Comments Sought as Feds Update IP Licensing Rules

     (CN) — Contemplating the first update to intellectual-property licensing guidelines in 21 years, the Justice Department has invited the public to weigh in.
     “Although the guidelines are sound, it is time to modernize them to reflect changes in the law since they were issued,” Acting Assistant Attorney General Renata Hesse said in a statement about the proposed update.
     The Justice Department’s Antitrust Division and the Federal Trade Commission issued the original antitrust guidelines on IP licensing back in 1995.
     Finding that the guidelines have been an “invaluable” enforcement tool in the intervening decades, the agencies said Friday that they are not trying to mess with a good thing.
     Without changing that approach to enforcement, however, the agencies said there is room to harmonize the guidelines with intervening changes in statutory and case law.
     “For example, Congress recently enacted the Defend Trade Secrets Act of 2016, creating for the first time a federal cause of action for misappropriation of trade secrets,” the Justice Department said in a statement.
     Officials have been living with certain other developments for much longer.
     In 1994, for example, when the IP licensing guidelines were on the verge of being issued, the Uruguay Round Agreements Act brought about 20-year patent terms, extended from a 17-year term from the date of grant.
     The Justice Department says copyright terms are also longer now than they were in 1995.

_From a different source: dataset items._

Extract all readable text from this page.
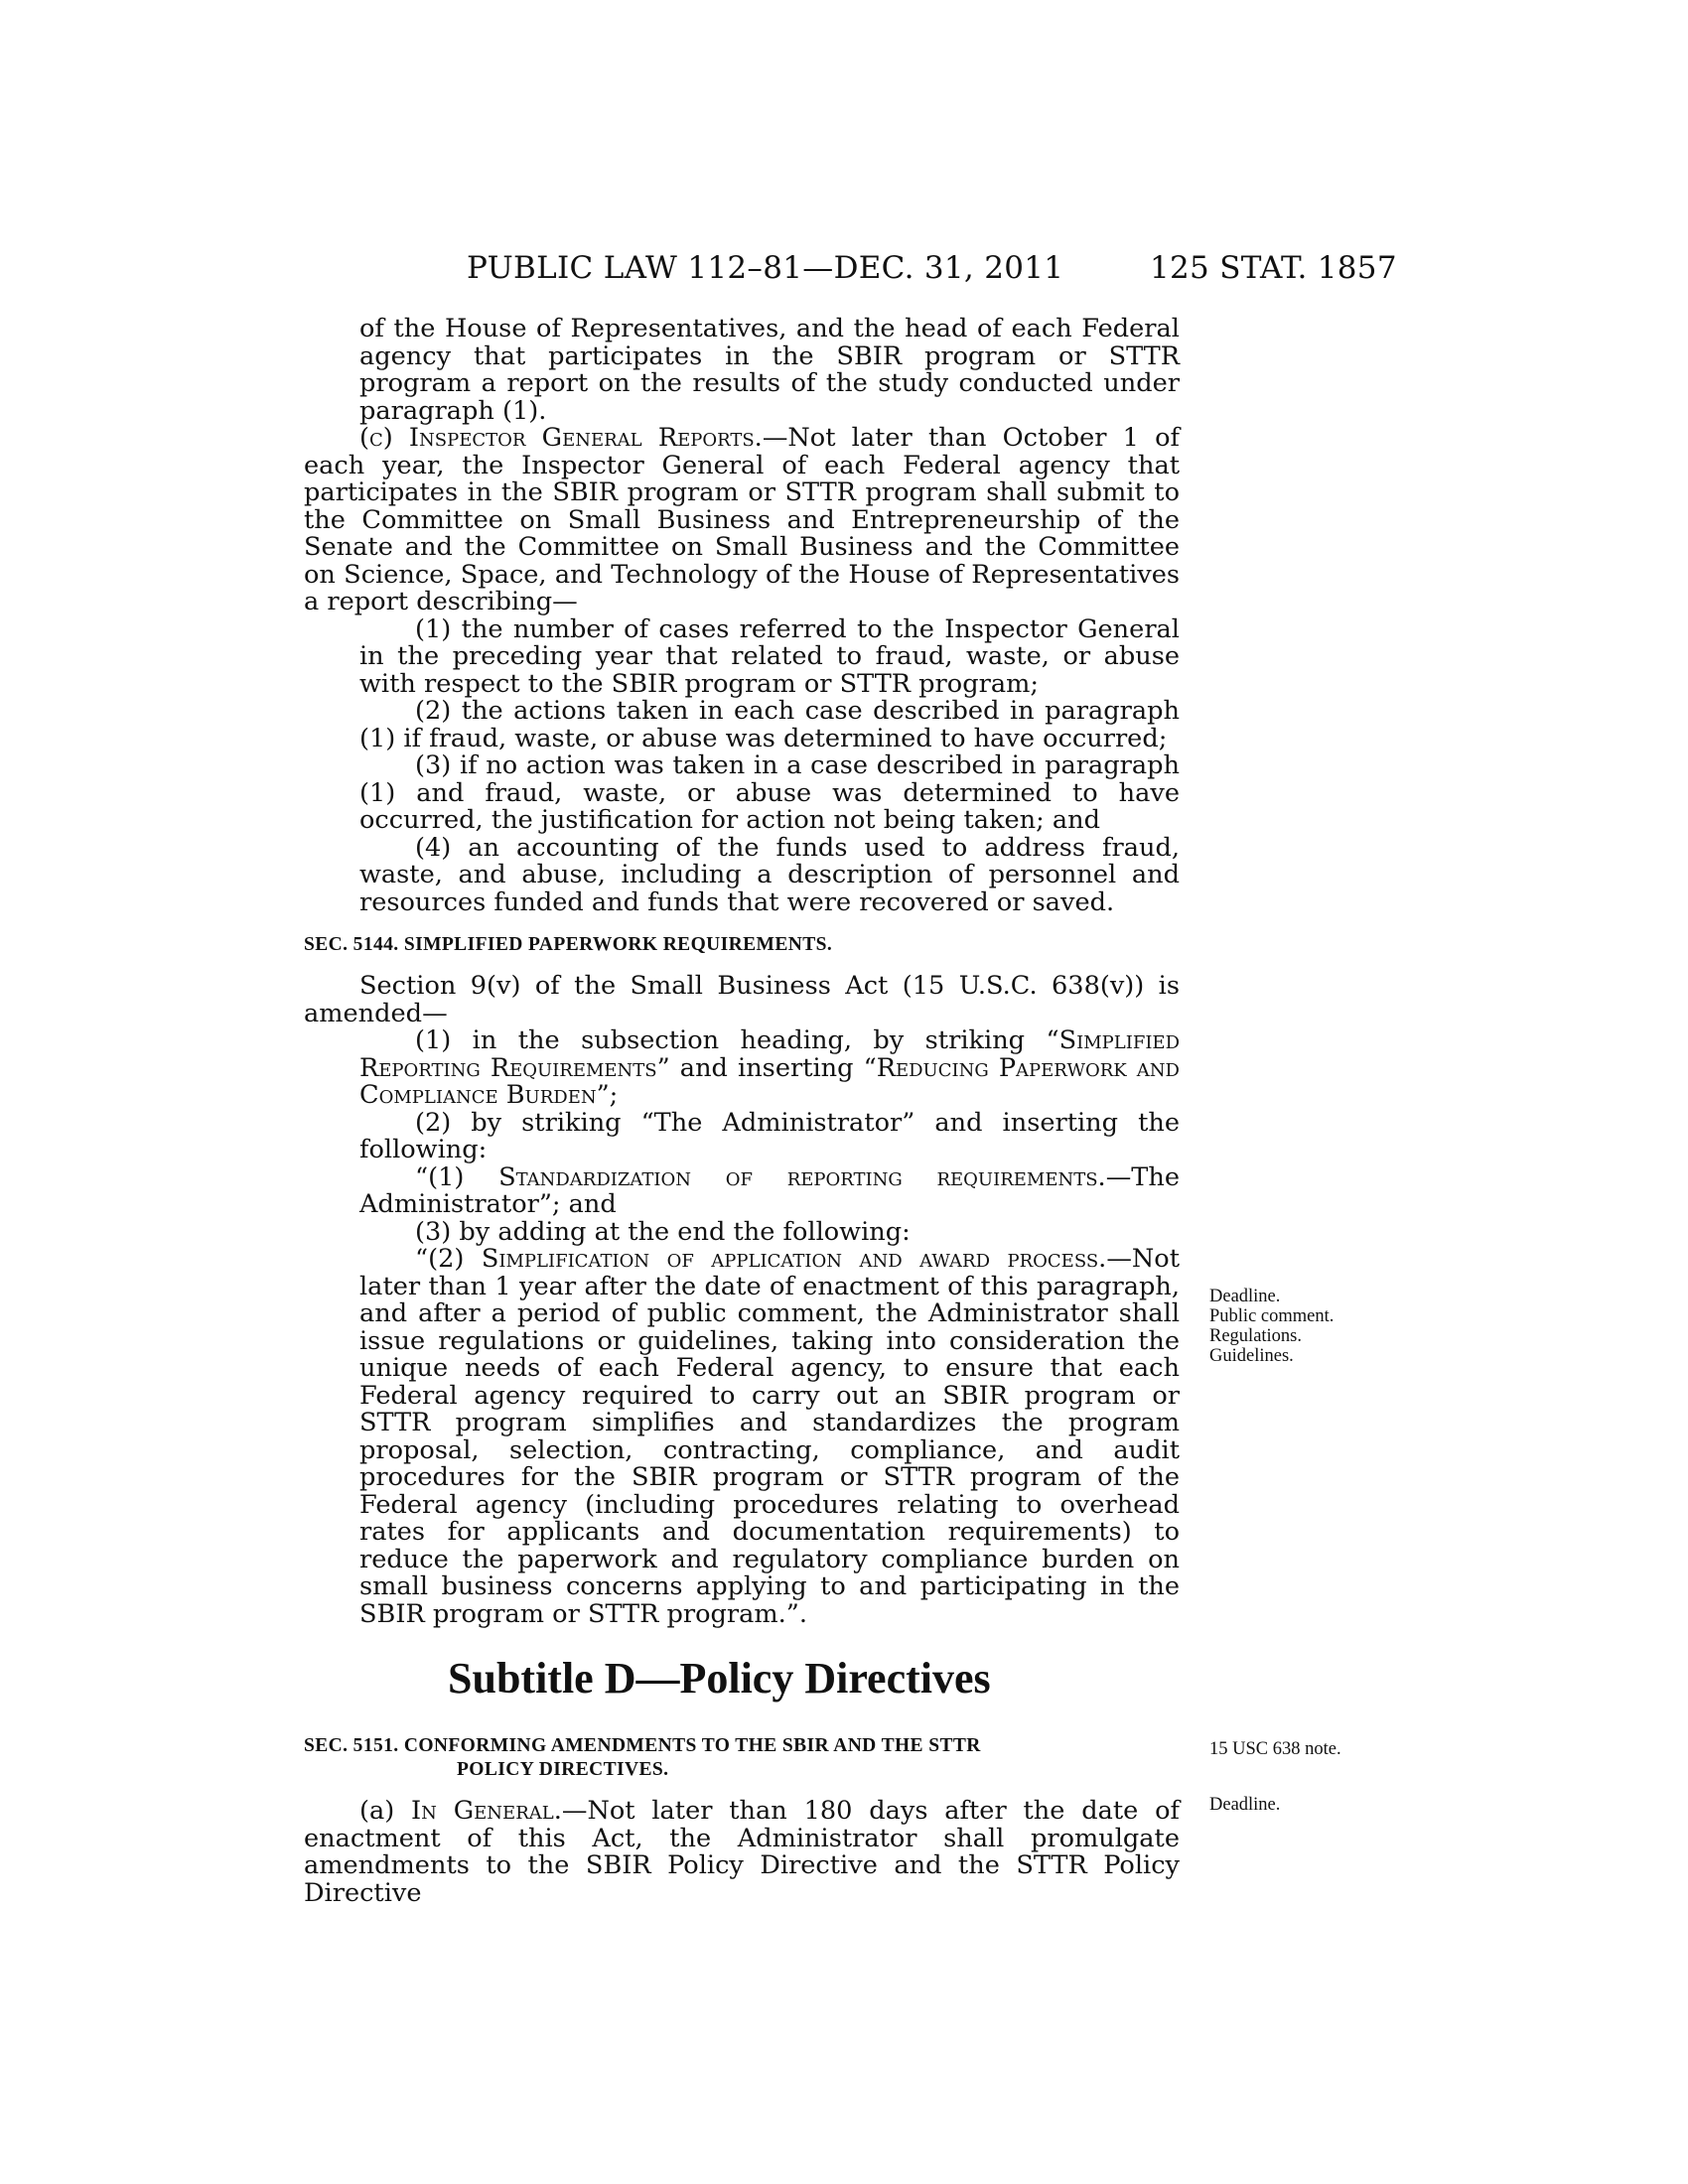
PUBLIC LAW 112–81—DEC. 31, 2011	125 STAT. 1857

of the House of Representatives, and the head of each Federal agency that participates in the SBIR program or STTR program a report on the results of the study conducted under paragraph (1).

(c) Inspector General Reports.—Not later than October 1 of each year, the Inspector General of each Federal agency that participates in the SBIR program or STTR program shall submit to the Committee on Small Business and Entrepreneurship of the Senate and the Committee on Small Business and the Committee on Science, Space, and Technology of the House of Representatives a report describing—

(1) the number of cases referred to the Inspector General in the preceding year that related to fraud, waste, or abuse with respect to the SBIR program or STTR program;

(2) the actions taken in each case described in paragraph (1) if fraud, waste, or abuse was determined to have occurred;

(3) if no action was taken in a case described in paragraph (1) and fraud, waste, or abuse was determined to have occurred, the justification for action not being taken; and

(4) an accounting of the funds used to address fraud, waste, and abuse, including a description of personnel and resources funded and funds that were recovered or saved.

SEC. 5144. SIMPLIFIED PAPERWORK REQUIREMENTS.

Section 9(v) of the Small Business Act (15 U.S.C. 638(v)) is amended—

(1) in the subsection heading, by striking “Simplified Reporting Requirements” and inserting “Reducing Paperwork and Compliance Burden”;

(2) by striking “The Administrator” and inserting the following:

“(1) Standardization of reporting requirements.—The Administrator”; and

(3) by adding at the end the following:

“(2) Simplification of application and award process.—Not later than 1 year after the date of enactment of this paragraph, and after a period of public comment, the Administrator shall issue regulations or guidelines, taking into consideration the unique needs of each Federal agency, to ensure that each Federal agency required to carry out an SBIR program or STTR program simplifies and standardizes the program proposal, selection, contracting, compliance, and audit procedures for the SBIR program or STTR program of the Federal agency (including procedures relating to overhead rates for applicants and documentation requirements) to reduce the paperwork and regulatory compliance burden on small business concerns applying to and participating in the SBIR program or STTR program.”.

Subtitle D—Policy Directives

SEC. 5151. CONFORMING AMENDMENTS TO THE SBIR AND THE STTR
POLICY DIRECTIVES.

(a) In General.—Not later than 180 days after the date of enactment of this Act, the Administrator shall promulgate amendments to the SBIR Policy Directive and the STTR Policy Directive

Deadline.
Public comment.
Regulations.
Guidelines.
15 USC 638 note.
Deadline.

     Despite these changes, the Justice Department highlighted three basic principles of the IP licensing guidelines that it says remain soundly grounded.
     For one, “the agencies apply the same antitrust analysis to conduct involving intellectual property as to conduct involving other forms of property, taking into account the specific characteristics of a particular property right,” according to the DOJ’s release.
     The agencies also “do not presume that intellectual property creates market power,” and they recognize that IP licensing “is generally procompetitive.”
     “Licensing is a cornerstone of a strong system of IP rights because it offers one way that firms can maximize the value of their IP and realize an appropriate return on their investment,” FTC Chairwoman Edith Ramirez said in a statement. “These updated guidelines reaffirm our view that U.S. antitrust law leaves licensing decisions to IP owners, licensees, private negotiations and market forces unless there is evidence that the arrangement likely harms competition.”
     Plans for the update come nearly a decade after the FTC and DOJ released a 2007 joint report on the guidelines.
     The agencies emphasized that their proposed update does not expand the guidelines to reflect certain issues areas addressed in that 2007 report.
     Two Supreme Court cases that developed the case law on IP licensing warrant attention, as well, the agencies said.
     Both cases — Illinois Tool Works Inc. v. Independent Ink Inc. and Leegin Creative Leather Products Inc. v. PSKS Inc. — are over a decade old.
     The agencies said the 2006 case, Illinois Tool Works, supported their view “that a patent does not necessarily confer market power on the patentee.”
     Leegin, which was decided a year later, meanwhile overturned a nearly century-old view of per se illegality.
     The agencies say this precedent “held that resale price maintenance (RPM) agreements should be evaluated under the rule of reason.”
     “The IP Licensing Guidelines therefore have been amended to reflect rule-of-reason treatment of vertical price agreements,” according to the Aug. 12 statement.
     A more modern report that the new update reflects is the FTC’s 2011 paper on the “Evolving IP Marketplace.”
     The agencies they also considered the 2010 Horizontal Merger Guidelines in proprosing an update to the analysis of markets affected by licensing arrangements.
     “The proposed update retains the concept of ‘innovation markets,’ but refers to them as ‘Research and Development Markets’ to more accurately reflect how these markets have been defined in enforcement actions,” according to the Aug. 12 statement.
     New language in the proposed guidelines are meant “to reinforce their longstanding view that ‘the antitrust laws generally do not impose liability upon a firm for a unilateral refusal to assist its competitors, in part because doing so may undermine incentives for investment and innovation.'”
     Attorneys, economists, academics, consumer groups and the business community are among members of the public whose comment on the proposed guidelines the government seeks.